Having a rather pathetic giggle at manky manly carrots....only on mn sn!

I received as part of the most stupendorous Christmas extravaganza of a secret Santa from mn, no less than 7 mini felt carrots. I was going to keep them to go on the tree every year for ever and ever to make it a la moi, but they have escaped and keep appearing in odd and exciting areas of my life (not that odd and exciting keep your goose minds out of the gutter). I feel they are a silent honk and we should all have a few.

bassingtonffrench Thu 10-Jan-13 15:01:33

Oh no! perhaps the additional stress of the driving test is not worth it right now!

good luck with it all. hope next trip to nursery is more positive!

Firsttimer7259 Thu 10-Jan-13 15:37:35

Just had a ginormous laugh hazey - good for you to get it ALL out there for once! Life seems a treadmill of held in frustration at times and I fantasize about doing exactly what you have done.

The centres' comments are appalling - how dare they categorise your son as having behavioral issues in such a flippant unhelpful way instead of dealing proactively with the real and difficult issues he actually does have.

Would ahve been good to blow up at the right person tho. Apologise and mend fences with SALT if you need to. Maybe find a way to get centre to engage better - maybe an advocacy agency can write a strong complaint for you/with you.

Go you determined goose you!!! An Awesomeness Award has been pinned to your chest

hazeyjane Thu 10-Jan-13 16:12:37

Ooh, my goosey feathers feel all fluffed up now!

I hunted through our stash of Christmas chocolates to stuff my pockets with on my walk up to school, in order to cheer myself up.
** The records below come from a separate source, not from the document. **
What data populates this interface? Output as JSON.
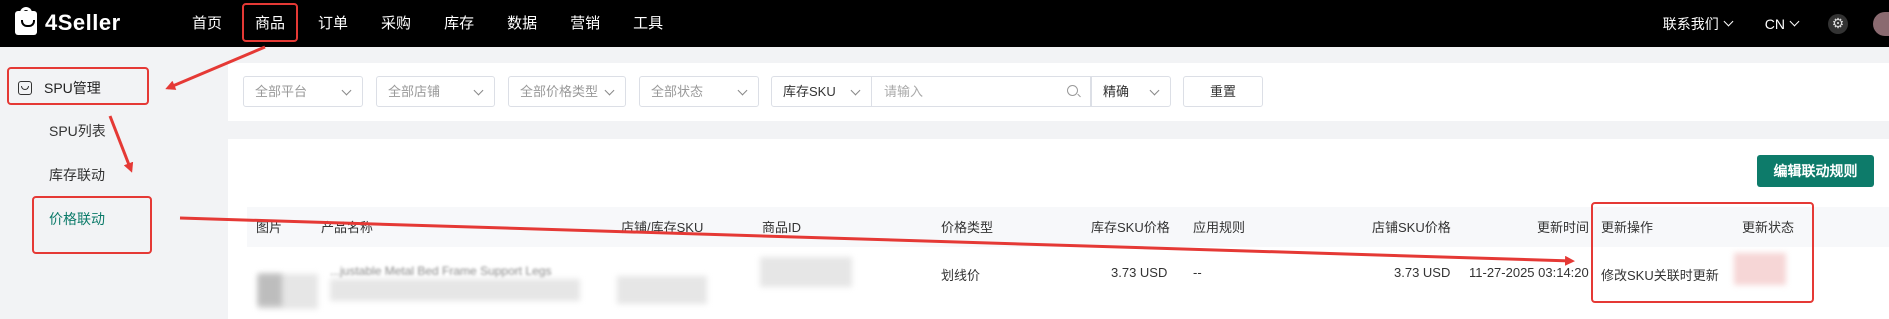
{
  "header": {
    "logo_text": "4Seller",
    "nav": [
      "首页",
      "商品",
      "订单",
      "采购",
      "库存",
      "数据",
      "营销",
      "工具"
    ],
    "contact_label": "联系我们",
    "lang_label": "CN"
  },
  "sidebar": {
    "parent_label": "SPU管理",
    "items": [
      {
        "label": "SPU列表",
        "active": false
      },
      {
        "label": "库存联动",
        "active": false
      },
      {
        "label": "价格联动",
        "active": true
      }
    ]
  },
  "filters": {
    "platform": "全部平台",
    "store": "全部店铺",
    "price_type": "全部价格类型",
    "status": "全部状态",
    "search_field": "库存SKU",
    "search_placeholder": "请输入",
    "match_mode": "精确",
    "reset_label": "重置"
  },
  "actions": {
    "edit_rules_label": "编辑联动规则"
  },
  "table": {
    "headers": [
      "图片",
      "产品名称",
      "店铺/库存SKU",
      "商品ID",
      "价格类型",
      "库存SKU价格",
      "应用规则",
      "店铺SKU价格",
      "更新时间",
      "更新操作",
      "更新状态"
    ],
    "rows": [
      {
        "product_name_visible": "...justable Metal Bed Frame Support Legs",
        "price_type": "划线价",
        "stock_sku_price": "3.73 USD",
        "applied_rule": "--",
        "store_sku_price": "3.73 USD",
        "updated_at": "11-27-2025 03:14:20",
        "update_action": "修改SKU关联时更新"
      }
    ]
  },
  "colors": {
    "accent": "#0d7b6a",
    "annotation": "#e53935",
    "topbar": "#000000"
  }
}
Can I just advise that Polish cherries in liqueur are a bad idea on the school run, unless you want a reputation as the school lush.
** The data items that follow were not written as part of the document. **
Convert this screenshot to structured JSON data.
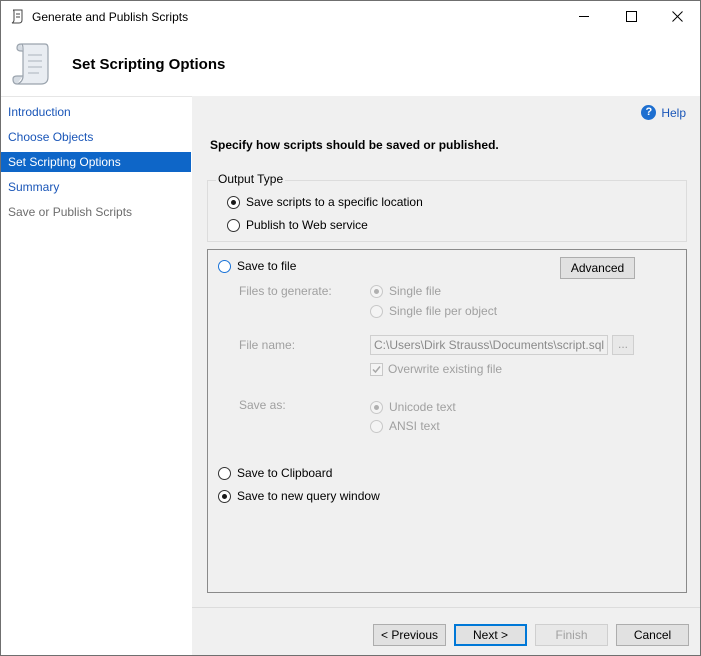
{
  "window": {
    "title": "Generate and Publish Scripts"
  },
  "header": {
    "title": "Set Scripting Options"
  },
  "sidebar": {
    "items": [
      {
        "label": "Introduction",
        "state": "link"
      },
      {
        "label": "Choose Objects",
        "state": "link"
      },
      {
        "label": "Set Scripting Options",
        "state": "active"
      },
      {
        "label": "Summary",
        "state": "link"
      },
      {
        "label": "Save or Publish Scripts",
        "state": "disabled"
      }
    ]
  },
  "main": {
    "help_label": "Help",
    "instruction": "Specify how scripts should be saved or published.",
    "output_type": {
      "label": "Output Type",
      "options": [
        {
          "label": "Save scripts to a specific location",
          "checked": true
        },
        {
          "label": "Publish to Web service",
          "checked": false
        }
      ]
    },
    "save_to_file": {
      "label": "Save to file",
      "advanced_button": "Advanced",
      "files_to_generate_label": "Files to generate:",
      "single_file": "Single file",
      "single_file_per_object": "Single file per object",
      "file_name_label": "File name:",
      "file_name_value": "C:\\Users\\Dirk Strauss\\Documents\\script.sql",
      "browse_button": "...",
      "overwrite_label": "Overwrite existing file",
      "save_as_label": "Save as:",
      "unicode_text": "Unicode text",
      "ansi_text": "ANSI text"
    },
    "save_to_clipboard": "Save to Clipboard",
    "save_to_new_query_window": "Save to new query window"
  },
  "footer": {
    "previous": "< Previous",
    "next": "Next >",
    "finish": "Finish",
    "cancel": "Cancel"
  },
  "colors": {
    "active_item_bg": "#0e66c8",
    "link": "#1a56b8",
    "panel_bg": "#f0f0f0"
  }
}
zzzzz Thu 10-Jan-13 16:30:53

Cherries in liqueur are NEVER a bad idea.

everynameistaken Thu 10-Jan-13 16:36:57

I never seem have anything articulate to say but...
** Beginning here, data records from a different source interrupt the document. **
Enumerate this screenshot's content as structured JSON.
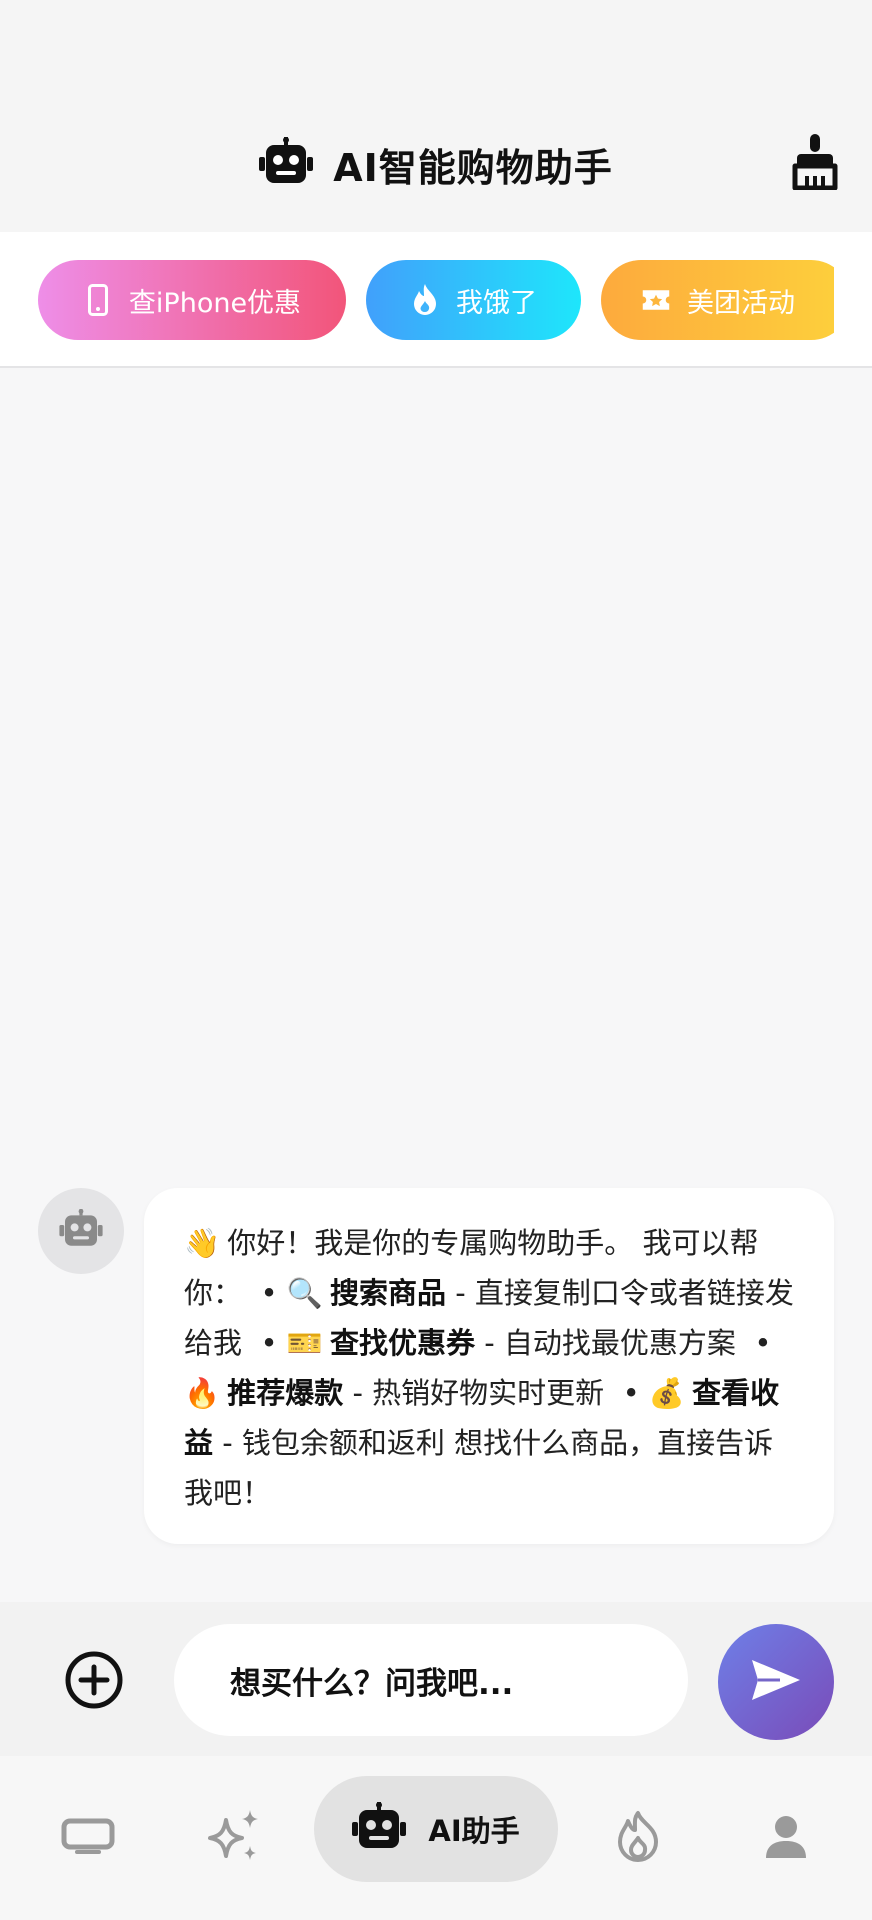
{
  "header": {
    "title": "AI智能购物助手",
    "robot_icon": "robot-icon",
    "clear_icon": "broom-icon"
  },
  "quick_chips": [
    {
      "label": "查iPhone优惠",
      "icon": "phone-icon",
      "colors": [
        "#ee8ee8",
        "#f2557a"
      ]
    },
    {
      "label": "我饿了",
      "icon": "flame-icon",
      "colors": [
        "#41a0fb",
        "#1ee6fb"
      ]
    },
    {
      "label": "美团活动",
      "icon": "ticket-icon",
      "colors": [
        "#fdaa3d",
        "#fdd13c"
      ]
    }
  ],
  "chat": {
    "bot_message": {
      "greeting_emoji": "👋",
      "greeting": "你好！我是你的专属购物助手。 我可以帮你：",
      "items": [
        {
          "emoji": "🔍",
          "title": "搜索商品",
          "desc": "- 直接复制口令或者链接发给我"
        },
        {
          "emoji": "🎫",
          "title": "查找优惠券",
          "desc": "- 自动找最优惠方案"
        },
        {
          "emoji": "🔥",
          "title": "推荐爆款",
          "desc": "- 热销好物实时更新"
        },
        {
          "emoji": "💰",
          "title": "查看收益",
          "desc": "- 钱包余额和返利"
        }
      ],
      "closing": "想找什么商品，直接告诉我吧！"
    }
  },
  "input": {
    "placeholder": "想买什么？问我吧...",
    "add_icon": "plus-circle-icon",
    "send_icon": "send-icon"
  },
  "bottom_nav": {
    "items": [
      {
        "icon": "tv-icon",
        "label": ""
      },
      {
        "icon": "sparkles-icon",
        "label": ""
      },
      {
        "icon": "robot-icon",
        "label": "AI助手",
        "active": true
      },
      {
        "icon": "fire-icon",
        "label": ""
      },
      {
        "icon": "user-icon",
        "label": ""
      }
    ]
  },
  "colors": {
    "accent_send": "#6e80e8",
    "chip_pink": "#f2557a",
    "chip_blue": "#41a0fb",
    "chip_orange": "#fdaa3d"
  }
}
brew and then later wine although if you've had cherries in liqueur already, you've started early so wine now is fine.

WilsonFrickett Thu 10-Jan-13 16:37:32

I'd rather have a boozy cherry than a manky manly carrot <mind actually boggles>.

I wouldn't worry at all, I think she sounds lovely and that she was empathising with you. I am shock at the manager of an SN preschool calling a child controlling and manipulative. That's just disgusting. And I'm glad you told another HCP about it in a way that made it clear that the words hurt.

To be scrupulously honest though, I'm a weeper so have sniffed into the ears of practically every early years worker in Lothian. I once snotted on a SALTs shoulder.

TICKLETUMBLE Thu 10-Jan-13 16:40:35

dont we all do this at some point? I did it last term, had a major hissing fury conversation with DS TA when I found out DS was being excluded from assembly and his TA time used to baby sit the SN kids together to keep them out of the way so the NTs could have a nice quiet assembly. Poor TA was stunned, and could only say 'i do what the teacher tells me to do'

As it turned out, it was the day Offsted were in so they organised a reconcilliation meeting immediately and said sorry, listened and made changes as agreed...but dont think they are over it yet! Oh well.

You gotta fight for what's right and it can get a bit much sometimes.